Et en effet, l’introduction de l’impôt sur le revenu achèverait une transformation fondamentale : tout le monde devient suspect. Guyot joue avec ce thème, pour en avertir le public. « Vous n’avez pas quelque avoir à l’étranger ? » répète inlassablement la commission d’évaluation à M. Faubert. En outre, lui qui a fait de nombreux travaux est soupçonné d’avoir fictivement imputé ses revenus pour réduire sa base imposable ; et puisqu’il a connu des pertes, M. Jean Moutier est accusé de ne l’avoir fait que pour se protéger de l’impôt.

« Le président. — Eh bien ! me dit-il, Jean Moutier, il paraît que ça ne va pas…

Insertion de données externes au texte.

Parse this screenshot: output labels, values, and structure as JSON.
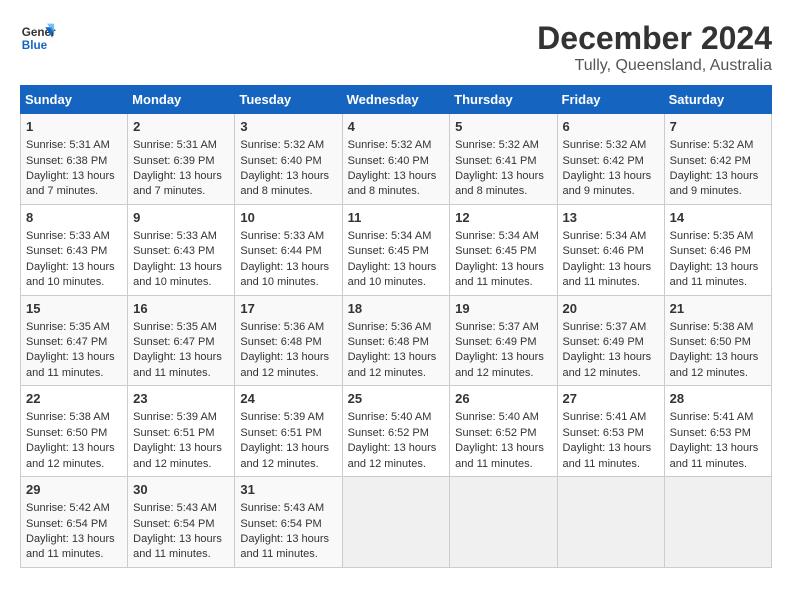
{
  "logo": {
    "line1": "General",
    "line2": "Blue"
  },
  "title": "December 2024",
  "location": "Tully, Queensland, Australia",
  "days_of_week": [
    "Sunday",
    "Monday",
    "Tuesday",
    "Wednesday",
    "Thursday",
    "Friday",
    "Saturday"
  ],
  "weeks": [
    [
      {
        "day": "1",
        "sunrise": "5:31 AM",
        "sunset": "6:38 PM",
        "daylight": "13 hours and 7 minutes."
      },
      {
        "day": "2",
        "sunrise": "5:31 AM",
        "sunset": "6:39 PM",
        "daylight": "13 hours and 7 minutes."
      },
      {
        "day": "3",
        "sunrise": "5:32 AM",
        "sunset": "6:40 PM",
        "daylight": "13 hours and 8 minutes."
      },
      {
        "day": "4",
        "sunrise": "5:32 AM",
        "sunset": "6:40 PM",
        "daylight": "13 hours and 8 minutes."
      },
      {
        "day": "5",
        "sunrise": "5:32 AM",
        "sunset": "6:41 PM",
        "daylight": "13 hours and 8 minutes."
      },
      {
        "day": "6",
        "sunrise": "5:32 AM",
        "sunset": "6:42 PM",
        "daylight": "13 hours and 9 minutes."
      },
      {
        "day": "7",
        "sunrise": "5:32 AM",
        "sunset": "6:42 PM",
        "daylight": "13 hours and 9 minutes."
      }
    ],
    [
      {
        "day": "8",
        "sunrise": "5:33 AM",
        "sunset": "6:43 PM",
        "daylight": "13 hours and 10 minutes."
      },
      {
        "day": "9",
        "sunrise": "5:33 AM",
        "sunset": "6:43 PM",
        "daylight": "13 hours and 10 minutes."
      },
      {
        "day": "10",
        "sunrise": "5:33 AM",
        "sunset": "6:44 PM",
        "daylight": "13 hours and 10 minutes."
      },
      {
        "day": "11",
        "sunrise": "5:34 AM",
        "sunset": "6:45 PM",
        "daylight": "13 hours and 10 minutes."
      },
      {
        "day": "12",
        "sunrise": "5:34 AM",
        "sunset": "6:45 PM",
        "daylight": "13 hours and 11 minutes."
      },
      {
        "day": "13",
        "sunrise": "5:34 AM",
        "sunset": "6:46 PM",
        "daylight": "13 hours and 11 minutes."
      },
      {
        "day": "14",
        "sunrise": "5:35 AM",
        "sunset": "6:46 PM",
        "daylight": "13 hours and 11 minutes."
      }
    ],
    [
      {
        "day": "15",
        "sunrise": "5:35 AM",
        "sunset": "6:47 PM",
        "daylight": "13 hours and 11 minutes."
      },
      {
        "day": "16",
        "sunrise": "5:35 AM",
        "sunset": "6:47 PM",
        "daylight": "13 hours and 11 minutes."
      },
      {
        "day": "17",
        "sunrise": "5:36 AM",
        "sunset": "6:48 PM",
        "daylight": "13 hours and 12 minutes."
      },
      {
        "day": "18",
        "sunrise": "5:36 AM",
        "sunset": "6:48 PM",
        "daylight": "13 hours and 12 minutes."
      },
      {
        "day": "19",
        "sunrise": "5:37 AM",
        "sunset": "6:49 PM",
        "daylight": "13 hours and 12 minutes."
      },
      {
        "day": "20",
        "sunrise": "5:37 AM",
        "sunset": "6:49 PM",
        "daylight": "13 hours and 12 minutes."
      },
      {
        "day": "21",
        "sunrise": "5:38 AM",
        "sunset": "6:50 PM",
        "daylight": "13 hours and 12 minutes."
      }
    ],
    [
      {
        "day": "22",
        "sunrise": "5:38 AM",
        "sunset": "6:50 PM",
        "daylight": "13 hours and 12 minutes."
      },
      {
        "day": "23",
        "sunrise": "5:39 AM",
        "sunset": "6:51 PM",
        "daylight": "13 hours and 12 minutes."
      },
      {
        "day": "24",
        "sunrise": "5:39 AM",
        "sunset": "6:51 PM",
        "daylight": "13 hours and 12 minutes."
      },
      {
        "day": "25",
        "sunrise": "5:40 AM",
        "sunset": "6:52 PM",
        "daylight": "13 hours and 12 minutes."
      },
      {
        "day": "26",
        "sunrise": "5:40 AM",
        "sunset": "6:52 PM",
        "daylight": "13 hours and 11 minutes."
      },
      {
        "day": "27",
        "sunrise": "5:41 AM",
        "sunset": "6:53 PM",
        "daylight": "13 hours and 11 minutes."
      },
      {
        "day": "28",
        "sunrise": "5:41 AM",
        "sunset": "6:53 PM",
        "daylight": "13 hours and 11 minutes."
      }
    ],
    [
      {
        "day": "29",
        "sunrise": "5:42 AM",
        "sunset": "6:54 PM",
        "daylight": "13 hours and 11 minutes."
      },
      {
        "day": "30",
        "sunrise": "5:43 AM",
        "sunset": "6:54 PM",
        "daylight": "13 hours and 11 minutes."
      },
      {
        "day": "31",
        "sunrise": "5:43 AM",
        "sunset": "6:54 PM",
        "daylight": "13 hours and 11 minutes."
      },
      null,
      null,
      null,
      null
    ]
  ]
}
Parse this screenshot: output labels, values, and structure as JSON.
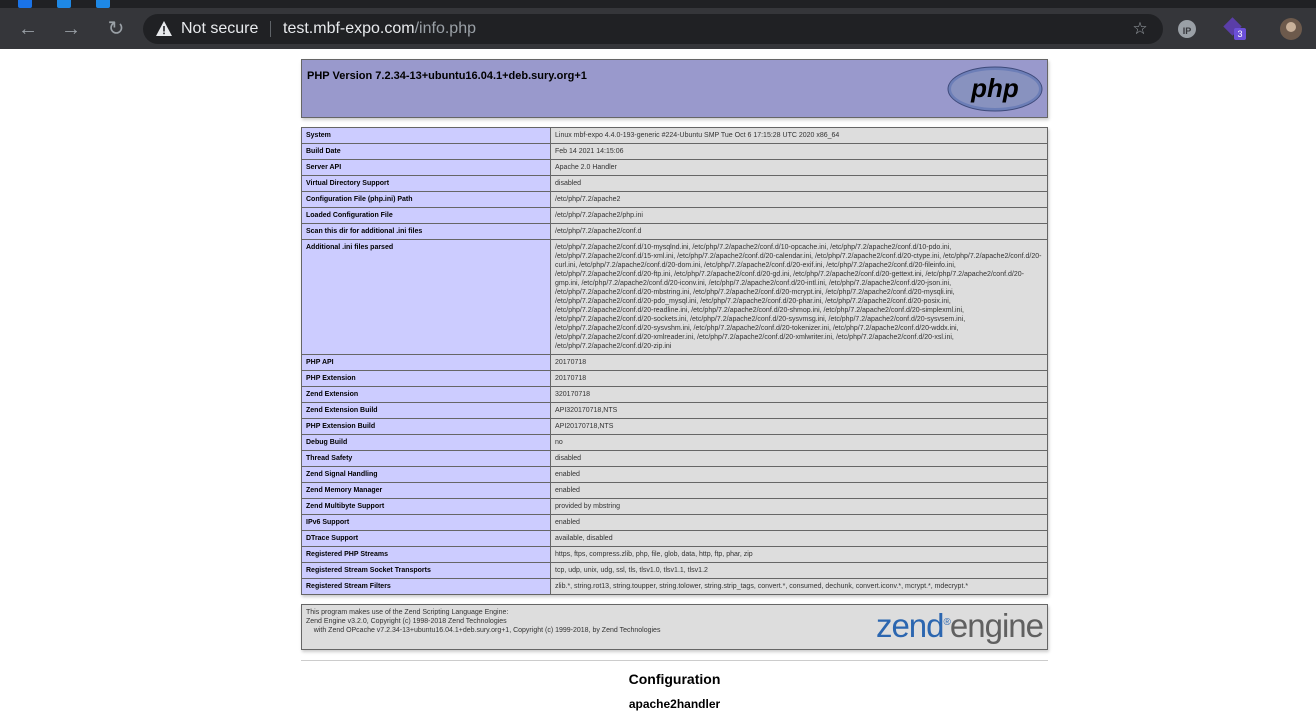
{
  "browser": {
    "security_label": "Not secure",
    "url_host": "test.mbf-expo.com",
    "url_path": "/info.php",
    "extension_badge": "3",
    "extension_ip_label": "IP"
  },
  "php": {
    "version_title": "PHP Version 7.2.34-13+ubuntu16.04.1+deb.sury.org+1",
    "logo_text": "php",
    "rows": [
      {
        "k": "System",
        "v": "Linux mbf-expo 4.4.0-193-generic #224-Ubuntu SMP Tue Oct 6 17:15:28 UTC 2020 x86_64"
      },
      {
        "k": "Build Date",
        "v": "Feb 14 2021 14:15:06"
      },
      {
        "k": "Server API",
        "v": "Apache 2.0 Handler"
      },
      {
        "k": "Virtual Directory Support",
        "v": "disabled"
      },
      {
        "k": "Configuration File (php.ini) Path",
        "v": "/etc/php/7.2/apache2"
      },
      {
        "k": "Loaded Configuration File",
        "v": "/etc/php/7.2/apache2/php.ini"
      },
      {
        "k": "Scan this dir for additional .ini files",
        "v": "/etc/php/7.2/apache2/conf.d"
      },
      {
        "k": "Additional .ini files parsed",
        "v": "/etc/php/7.2/apache2/conf.d/10-mysqlnd.ini, /etc/php/7.2/apache2/conf.d/10-opcache.ini, /etc/php/7.2/apache2/conf.d/10-pdo.ini, /etc/php/7.2/apache2/conf.d/15-xml.ini, /etc/php/7.2/apache2/conf.d/20-calendar.ini, /etc/php/7.2/apache2/conf.d/20-ctype.ini, /etc/php/7.2/apache2/conf.d/20-curl.ini, /etc/php/7.2/apache2/conf.d/20-dom.ini, /etc/php/7.2/apache2/conf.d/20-exif.ini, /etc/php/7.2/apache2/conf.d/20-fileinfo.ini, /etc/php/7.2/apache2/conf.d/20-ftp.ini, /etc/php/7.2/apache2/conf.d/20-gd.ini, /etc/php/7.2/apache2/conf.d/20-gettext.ini, /etc/php/7.2/apache2/conf.d/20-gmp.ini, /etc/php/7.2/apache2/conf.d/20-iconv.ini, /etc/php/7.2/apache2/conf.d/20-intl.ini, /etc/php/7.2/apache2/conf.d/20-json.ini, /etc/php/7.2/apache2/conf.d/20-mbstring.ini, /etc/php/7.2/apache2/conf.d/20-mcrypt.ini, /etc/php/7.2/apache2/conf.d/20-mysqli.ini, /etc/php/7.2/apache2/conf.d/20-pdo_mysql.ini, /etc/php/7.2/apache2/conf.d/20-phar.ini, /etc/php/7.2/apache2/conf.d/20-posix.ini, /etc/php/7.2/apache2/conf.d/20-readline.ini, /etc/php/7.2/apache2/conf.d/20-shmop.ini, /etc/php/7.2/apache2/conf.d/20-simplexml.ini, /etc/php/7.2/apache2/conf.d/20-sockets.ini, /etc/php/7.2/apache2/conf.d/20-sysvmsg.ini, /etc/php/7.2/apache2/conf.d/20-sysvsem.ini, /etc/php/7.2/apache2/conf.d/20-sysvshm.ini, /etc/php/7.2/apache2/conf.d/20-tokenizer.ini, /etc/php/7.2/apache2/conf.d/20-wddx.ini, /etc/php/7.2/apache2/conf.d/20-xmlreader.ini, /etc/php/7.2/apache2/conf.d/20-xmlwriter.ini, /etc/php/7.2/apache2/conf.d/20-xsl.ini, /etc/php/7.2/apache2/conf.d/20-zip.ini"
      },
      {
        "k": "PHP API",
        "v": "20170718"
      },
      {
        "k": "PHP Extension",
        "v": "20170718"
      },
      {
        "k": "Zend Extension",
        "v": "320170718"
      },
      {
        "k": "Zend Extension Build",
        "v": "API320170718,NTS"
      },
      {
        "k": "PHP Extension Build",
        "v": "API20170718,NTS"
      },
      {
        "k": "Debug Build",
        "v": "no"
      },
      {
        "k": "Thread Safety",
        "v": "disabled"
      },
      {
        "k": "Zend Signal Handling",
        "v": "enabled"
      },
      {
        "k": "Zend Memory Manager",
        "v": "enabled"
      },
      {
        "k": "Zend Multibyte Support",
        "v": "provided by mbstring"
      },
      {
        "k": "IPv6 Support",
        "v": "enabled"
      },
      {
        "k": "DTrace Support",
        "v": "available, disabled"
      },
      {
        "k": "Registered PHP Streams",
        "v": "https, ftps, compress.zlib, php, file, glob, data, http, ftp, phar, zip"
      },
      {
        "k": "Registered Stream Socket Transports",
        "v": "tcp, udp, unix, udg, ssl, tls, tlsv1.0, tlsv1.1, tlsv1.2"
      },
      {
        "k": "Registered Stream Filters",
        "v": "zlib.*, string.rot13, string.toupper, string.tolower, string.strip_tags, convert.*, consumed, dechunk, convert.iconv.*, mcrypt.*, mdecrypt.*"
      }
    ],
    "zend_text": "This program makes use of the Zend Scripting Language Engine:\nZend Engine v3.2.0, Copyright (c) 1998-2018 Zend Technologies\n    with Zend OPcache v7.2.34-13+ubuntu16.04.1+deb.sury.org+1, Copyright (c) 1999-2018, by Zend Technologies",
    "zend_logo_a": "zend",
    "zend_logo_b": "engine",
    "zend_logo_reg": "®",
    "config_heading": "Configuration",
    "module_heading": "apache2handler"
  }
}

Jean Moutier. — Non, les affaires ne vont pas fort.

Le président. — Vous faites le pauvre, maintenant qu’il s’agit de payer. » (p.46)

Il n’en est pas autrement, et c’est avec la plus grande difficulté que l’un et l’autre parviennent à se justifier, accablés de reproches, de la part d’une administration fiscale qui s’épouvante toujours de constater que ses vaches sont maigres.

Là n’est pourtant pas le seul inconvénient majeur que décelait Guyot. Il percevait déjà la paperasse et  les complexités réglementaires avec lesquelles on assommerait les citoyens français. Comment, par exemple, comprendre la différence entre une réparation et une amélioration, pour compter la première en dégrèvement, et la seconde en charge imposable, ou savoir ce qui relève du revenu imposable ? Pour illustrer la complexité fiscale, Guyot fait perdre son M. Faubert dans le labyrinthe législatif avec un réalisme désagréable pour le lecteur contemporain.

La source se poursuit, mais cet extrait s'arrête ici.